Bem vindo ao Sunday Drops, uma newsletter dominical sobre tecnologia, startups e futuro.
22/Set - #106
Uma tradição anual do mercado de tecnologia na América Latina é o Latin America Digital Report, organizado pelo fundo Atlantico. Como sou um grande fã de pesquisas proprietárias e profundas, venho cobrindo o relatório anualmente desde o nascimento desta newsletter e usando como referência em diversos artigos.
Em 2024, tenho a oportunidade de fazer algo diferente: tive acesso privilegiado e pude fazer uma entrevista com o Julio Vasconcellos e Ana Martins, sócios do Atlantico, sobre o relatório.
A entrevista está no Sunday Drops Podcast, e você pode acessá-la aqui:
Escute no Spotify, Youtube ou Apple Podcast.

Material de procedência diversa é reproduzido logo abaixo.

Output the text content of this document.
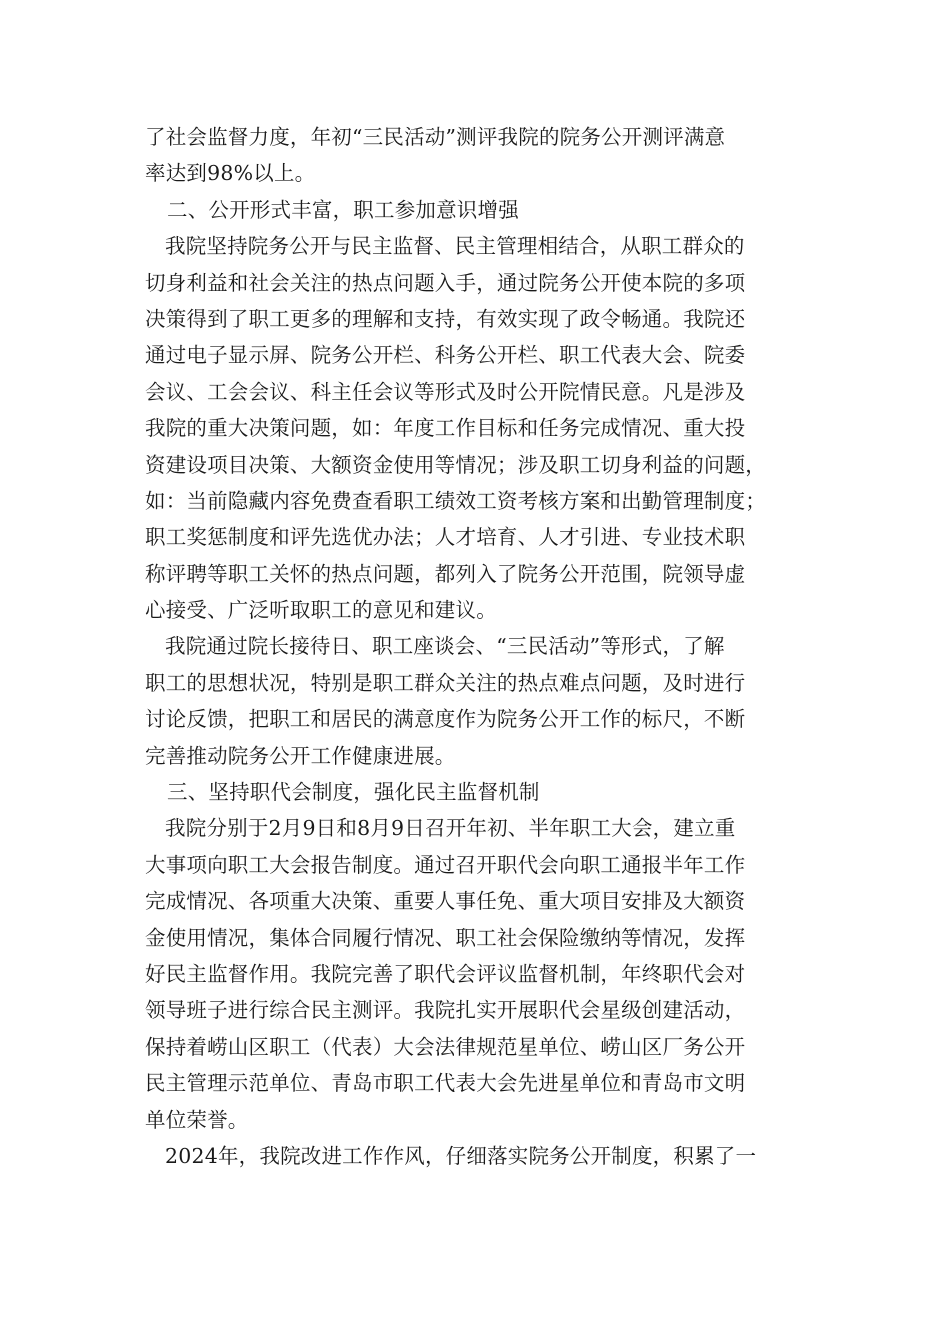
了社会监督力度，年初“三民活动”测评我院的院务公开测评满意
率达到98%以上。
二、公开形式丰富，职工参加意识增强
我院坚持院务公开与民主监督、民主管理相结合，从职工群众的
切身利益和社会关注的热点问题入手，通过院务公开使本院的多项
决策得到了职工更多的理解和支持，有效实现了政令畅通。我院还
通过电子显示屏、院务公开栏、科务公开栏、职工代表大会、院委
会议、工会会议、科主任会议等形式及时公开院情民意。凡是涉及
我院的重大决策问题，如：年度工作目标和任务完成情况、重大投
资建设项目决策、大额资金使用等情况；涉及职工切身利益的问题，
如：当前隐藏内容免费查看职工绩效工资考核方案和出勤管理制度；
职工奖惩制度和评先选优办法；人才培育、人才引进、专业技术职
称评聘等职工关怀的热点问题，都列入了院务公开范围，院领导虚
心接受、广泛听取职工的意见和建议。
我院通过院长接待日、职工座谈会、“三民活动”等形式，了解
职工的思想状况，特别是职工群众关注的热点难点问题，及时进行
讨论反馈，把职工和居民的满意度作为院务公开工作的标尺，不断
完善推动院务公开工作健康进展。
三、坚持职代会制度，强化民主监督机制
我院分别于2月9日和8月9日召开年初、半年职工大会，建立重
大事项向职工大会报告制度。通过召开职代会向职工通报半年工作
完成情况、各项重大决策、重要人事任免、重大项目安排及大额资
金使用情况，集体合同履行情况、职工社会保险缴纳等情况，发挥
好民主监督作用。我院完善了职代会评议监督机制，年终职代会对
领导班子进行综合民主测评。我院扎实开展职代会星级创建活动，
保持着崂山区职工（代表）大会法律规范星单位、崂山区厂务公开
民主管理示范单位、青岛市职工代表大会先进星单位和青岛市文明
单位荣誉。
2024年，我院改进工作作风，仔细落实院务公开制度，积累了一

Eu recomendo a leitura intencional e completa do report. Você pode encontrar o artigo clicando aqui.
Para começar este artigo, vou trazer alguns dos principais findings do estudo na minha percepção:
TL,DR:
A dinâmica de mercado da América Latina gera maiores barreiras de entrada.
A América Latina é a região mais desigual do mundo, e isso representa vários mercados em cada país.
Assim como a MAG-7 desponta no mercado tech americano, na LatAm temos um triunvirato de empresas tech que jogam um jogo diferente: Nubank, iFood e Mercado Livre.
A inovação de inteligência artificial na LatAm ocorre na camada de "AI-Enabler", e não na "AI-Centric".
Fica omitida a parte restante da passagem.